Search the Site

How Drunk Is Too Drunk to Drive?

Our podcast “The Suicide Paradox” featured sociologist David Phillips, who spoke about his research on copycat suicides (a phenomenon he calls “the Werther Effect”). More recently, Philips has been studying drunk driving. Particularly, he’s been looking at drivers who are merely “buzzed” — with 0.01 percent blood alcohol concentrations (BACs) — and has found that the severity of life-threatening motor vehicle accidents increases significantly at BACs far lower than the current U.S. limit of 0.08 percent. In an email, Philips describes his latest research on buzzed drivers:

My current research, just published in Injury Prevention, shows that even minimally buzzed drivers (with BAC=0.01%) are 46% more likely to be blamed for an accident than are the sober drivers they collide with. This indicates that there is no safe level of alcohol for drivers: any amount of alcohol markedly increases the risk to drivers and their passengers. We reached this conclusion after examining an official, U.S. dataset of more than 570,000 car crashes. The findings have implications for drivers, passengers, police, judges, lawyers, insurance companies, advocacy organizations (like MADD) and regulatory agencies.

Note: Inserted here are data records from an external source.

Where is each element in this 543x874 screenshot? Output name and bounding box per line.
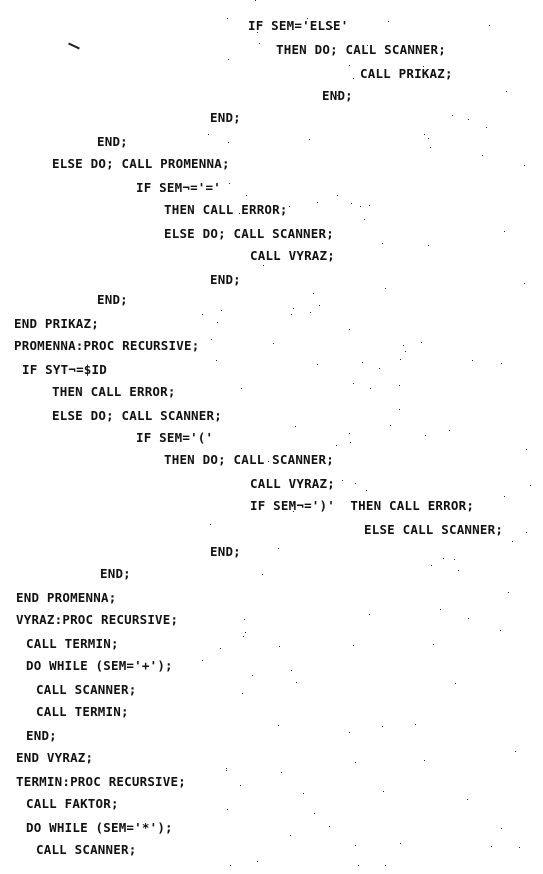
scan-speck [364,219,365,220]
scan-speck [210,524,211,525]
scan-speck [491,846,492,847]
code-line: IF SYT¬=$ID [22,362,107,378]
scan-speck [242,693,243,694]
scan-speck [530,485,531,486]
code-line: VYRAZ:PROC RECURSIVE; [16,612,178,628]
code-line: CALL VYRAZ; [250,476,335,492]
scan-speck [489,25,490,26]
scan-speck [295,426,296,427]
code-line: END; [210,110,241,126]
scan-speck [405,351,406,352]
scan-speck [351,203,352,204]
scan-speck [317,364,318,365]
scan-speck [230,865,231,866]
code-line: END PROMENNA; [16,590,116,606]
scan-speck [278,548,279,549]
scan-speck [515,751,516,752]
code-line: END PRIKAZ; [14,316,99,332]
scan-speck [526,532,527,533]
scan-speck [312,24,313,25]
code-line: CALL SCANNER; [36,682,136,698]
scan-speck [501,828,502,829]
code-line: CALL PRIKAZ; [360,66,453,82]
code-line: END; [97,134,128,150]
scan-speck [226,768,227,769]
scan-speck [382,243,383,244]
scan-speck [524,165,525,166]
scan-speck [227,18,228,19]
code-line: THEN CALL ERROR; [52,384,176,400]
scan-speck [353,383,354,384]
scan-speck [349,433,350,434]
code-line: PROMENNA:PROC RECURSIVE; [14,338,199,354]
code-line: END VYRAZ; [16,750,93,766]
scan-speck [349,732,350,733]
scan-speck [244,619,245,620]
scan-speck [355,845,356,846]
scan-speck [329,826,330,827]
code-line: ELSE CALL SCANNER; [364,522,503,538]
scan-speck [289,206,290,207]
scan-speck [452,115,453,116]
scan-speck [240,785,241,786]
scan-speck [486,127,487,128]
scan-speck [279,646,280,647]
scan-speck [412,75,413,76]
scan-speck [353,78,354,79]
scan-speck [259,43,260,44]
scan-speck [349,329,350,330]
scan-speck [508,592,509,593]
scan-speck [482,155,483,156]
scan-speck [228,59,229,60]
scan-speck [385,288,386,289]
scan-speck [281,772,282,773]
scan-speck [449,430,450,431]
code-line: DO WHILE (SEM='*'); [26,820,173,836]
scan-speck [291,670,292,671]
scan-speck [424,134,425,135]
scan-speck [423,66,424,67]
scan-speck [385,865,386,866]
scan-speck [278,258,279,259]
scan-speck [512,541,513,542]
scan-speck [202,660,203,661]
code-line: END; [210,544,241,560]
code-line: END; [97,292,128,308]
scan-speck [349,65,350,66]
scan-speck [519,847,520,848]
code-line: IF SEM¬='=' [136,180,221,196]
scan-speck [472,360,473,361]
code-line: IF SEM¬=')' THEN CALL ERROR; [250,498,474,514]
scan-speck [263,265,264,266]
scan-speck [421,342,422,343]
scan-speck [390,425,391,426]
scan-speck [228,142,229,143]
code-line: END; [322,88,353,104]
scan-speck [293,308,294,309]
code-line: TERMIN:PROC RECURSIVE; [16,774,186,790]
scan-speck [425,435,426,436]
scan-speck [383,791,384,792]
scan-speck [319,305,320,306]
scan-speck [257,861,258,862]
scan-speck [290,835,291,836]
code-line: THEN DO; CALL SCANNER; [276,42,446,58]
code-line: END; [26,728,57,744]
scan-speck [468,618,469,619]
scan-speck [252,675,253,676]
scan-speck [399,385,400,386]
scan-speck [431,565,432,566]
scan-speck [388,21,389,22]
scan-speck [428,138,429,139]
scan-speck [526,449,527,450]
scan-speck [400,359,401,360]
scan-speck [501,363,502,364]
scan-speck [313,293,314,294]
scan-speck [400,843,401,844]
code-line: ELSE DO; CALL SCANNER; [164,226,334,242]
scan-speck [379,368,380,369]
scan-speck [303,793,304,794]
scan-speck [403,345,404,346]
scan-speck [262,574,263,575]
code-line: ELSE DO; CALL SCANNER; [52,408,222,424]
scan-speck [362,362,363,363]
scan-speck [336,445,337,446]
scan-speck [360,206,361,207]
code-line: CALL TERMIN; [26,636,119,652]
scan-speck [227,809,228,810]
scan-speck [293,511,294,512]
scan-speck [229,183,230,184]
scan-speck [415,724,416,725]
scan-speck [245,632,246,633]
scan-speck [239,213,240,214]
scan-speck [424,760,425,761]
scan-speck [216,360,217,361]
scan-speck [220,648,221,649]
scan-speck [524,283,525,284]
scan-speck [443,558,444,559]
code-line: END; [100,566,131,582]
scan-speck [226,770,227,771]
scan-speck [458,570,459,571]
scan-speck [296,682,297,683]
code-line: CALL TERMIN; [36,704,129,720]
code-line: CALL VYRAZ; [250,248,335,264]
scan-speck [307,18,308,19]
scan-speck [314,813,315,814]
scan-speck [309,139,310,140]
code-line: IF SEM='ELSE' [248,18,348,34]
scan-speck [278,725,279,726]
scan-speck [241,388,242,389]
code-line: ELSE DO; CALL PROMENNA; [52,156,230,172]
code-line: CALL SCANNER; [36,842,136,858]
scan-speck [337,95,338,96]
scan-speck [504,496,505,497]
scan-speck [500,630,501,631]
scan-speck [367,45,368,46]
scan-speck [433,644,434,645]
scan-speck [454,559,455,560]
code-line: THEN CALL ERROR; [164,202,288,218]
scan-speck [291,314,292,315]
scan-speck [467,799,468,800]
code-line: IF SEM='(' [136,430,213,446]
scan-speck [268,461,269,462]
code-line: THEN DO; CALL SCANNER; [164,452,334,468]
scan-speck [342,480,343,481]
scan-speck [202,314,203,315]
scan-speck [358,865,359,866]
scan-speck [430,147,431,148]
code-line: DO WHILE (SEM='+'); [26,658,173,674]
scan-speck [273,343,274,344]
scan-speck [211,339,212,340]
scan-speck [350,442,351,443]
scan-speck [221,310,222,311]
scan-speck [440,609,441,610]
scan-speck [428,245,429,246]
scan-speck [317,202,318,203]
scan-speck [366,490,367,491]
scan-speck [246,195,247,196]
scan-speck [355,483,356,484]
scan-speck [353,645,354,646]
scan-speck [257,32,258,33]
scan-speck [208,134,209,135]
scan-speck [332,27,333,28]
scan-speck [310,312,311,313]
scan-speck [369,205,370,206]
scan-speck [382,726,383,727]
scanned-code-page: IF SEM='ELSE'THEN DO; CALL SCANNER;CALL … [0,0,543,874]
scan-speck [399,409,400,410]
scan-speck [337,195,338,196]
scan-speck [243,636,244,637]
scan-speck [506,91,507,92]
scan-speck [455,683,456,684]
code-line: END; [210,272,241,288]
scan-speck [355,762,356,763]
scan-speck [468,119,469,120]
scan-speck [504,231,505,232]
scan-speck [217,322,218,323]
scan-speck [369,614,370,615]
scan-speck [370,388,371,389]
scan-speck [255,0,256,1]
stray-pen-mark [68,43,80,50]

The paper, “Official blame for drivers with very low blood alcohol content: there is no safe combination of drinking and driving” (abstract; PDF), is co-authored with Ana Luiza Sousa and Rebecca Moshfegh. The researchers used an official nationwide U.S. database (Fatality Analysis Reporting System) for the years 1994–2011. They found that there’s “no sudden transition from blameless to blamed drivers at BAC=0.08% (the U.S. legal limit). Instead, sole official blame increases smoothly and strongly with BAC (r=0.98 (0.96–0.99) for male drivers, p<0.000001; r=0.99 (0.97–0.99) for female drivers, p<0.000001). This near-linear SOB-to-BAC relationship begins at BAC=0.01% and ends around BAC=0.24%.”